Не говоря больше ни слова, я взял сено и вышел на расчищенную дорожку, ведущую от дома ежихи к жердяному загону, где, вытянув морду в нашу сторону, стояла пегая лошадь. Нина с двумя ведрами еле поспевала за мной.
Едва я вывалил сено в кормушку, как лошадь жадно уткнулась туда мордой, будто неделю не ела. Нина, ставя ведра в загон, перегнулась через загородку, и я посмотрел на ее худенький зад; я отвел глаза лишь тогда, когда она, повернувшись, посмотрела на меня; ничего не говоря, я пошел по дорожке обратно.
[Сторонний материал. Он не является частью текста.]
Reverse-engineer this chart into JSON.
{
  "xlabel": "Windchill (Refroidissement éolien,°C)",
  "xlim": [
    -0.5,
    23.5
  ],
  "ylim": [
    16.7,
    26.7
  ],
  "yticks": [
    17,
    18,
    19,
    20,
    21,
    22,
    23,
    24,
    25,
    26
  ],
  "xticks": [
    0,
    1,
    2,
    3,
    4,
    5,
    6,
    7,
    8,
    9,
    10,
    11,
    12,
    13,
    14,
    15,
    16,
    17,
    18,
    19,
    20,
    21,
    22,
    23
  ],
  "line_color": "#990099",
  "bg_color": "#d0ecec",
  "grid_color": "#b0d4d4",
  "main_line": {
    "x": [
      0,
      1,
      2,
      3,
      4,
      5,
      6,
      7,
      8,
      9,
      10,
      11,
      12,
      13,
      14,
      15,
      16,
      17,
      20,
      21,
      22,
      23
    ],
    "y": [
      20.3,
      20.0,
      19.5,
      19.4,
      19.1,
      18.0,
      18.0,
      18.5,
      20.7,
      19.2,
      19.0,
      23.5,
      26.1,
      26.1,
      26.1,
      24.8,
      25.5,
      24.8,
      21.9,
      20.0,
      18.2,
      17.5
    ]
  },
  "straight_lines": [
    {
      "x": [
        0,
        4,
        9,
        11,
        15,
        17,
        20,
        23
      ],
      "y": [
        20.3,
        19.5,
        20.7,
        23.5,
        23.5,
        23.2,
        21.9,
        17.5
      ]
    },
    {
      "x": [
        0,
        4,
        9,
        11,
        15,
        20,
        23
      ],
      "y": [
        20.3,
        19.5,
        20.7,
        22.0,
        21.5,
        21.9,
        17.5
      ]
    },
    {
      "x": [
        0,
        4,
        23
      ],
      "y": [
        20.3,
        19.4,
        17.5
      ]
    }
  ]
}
Скрип шагов по снегу у меня за спиной, частое легкое дыхание, шуршание куртки. Она догоняет меня уже почти у дома ежихи, трогает за рукав.
– Уто!
Уто Дродемберг оборачивается. Безукоризненные движения: корпус, голова, взгляд медленно поворачиваются по мере того, как ноги продолжают идти вперед. Даже свет в этой части леса особенный – белый на белом, на белом, на белом, разлинованный темными стволами деревьев. Крылатая волна музыки, взмывая, усиливает сногсшибательное впечатление.
УТО: Да?
HИHА: Ты на меня обиделся?
УТО: За что?
(Он смотрит мимо нее, она – мимо него, его взгляд изучает один участок леса, ее – другой. От их дыхания образуются облачка пара, ни он, ни она не могут заставить себя не дышать.)
НИНА: За мои слова. Но ты сам виноват. Такое говоришь, что не понятно, дразнишь человека или что.
(Смотрит прощупывающе-выжидательно-неуверенно, с улыбкой-не-улыбкой, на морозе ей еще труднее размыкать губы, еще труднее доставать по одному слова из густого меда. Она держит голову чуть набок. Этот трепет, простых желаний, этот огонек в темных глазах, это робкое представление о неизведанном!)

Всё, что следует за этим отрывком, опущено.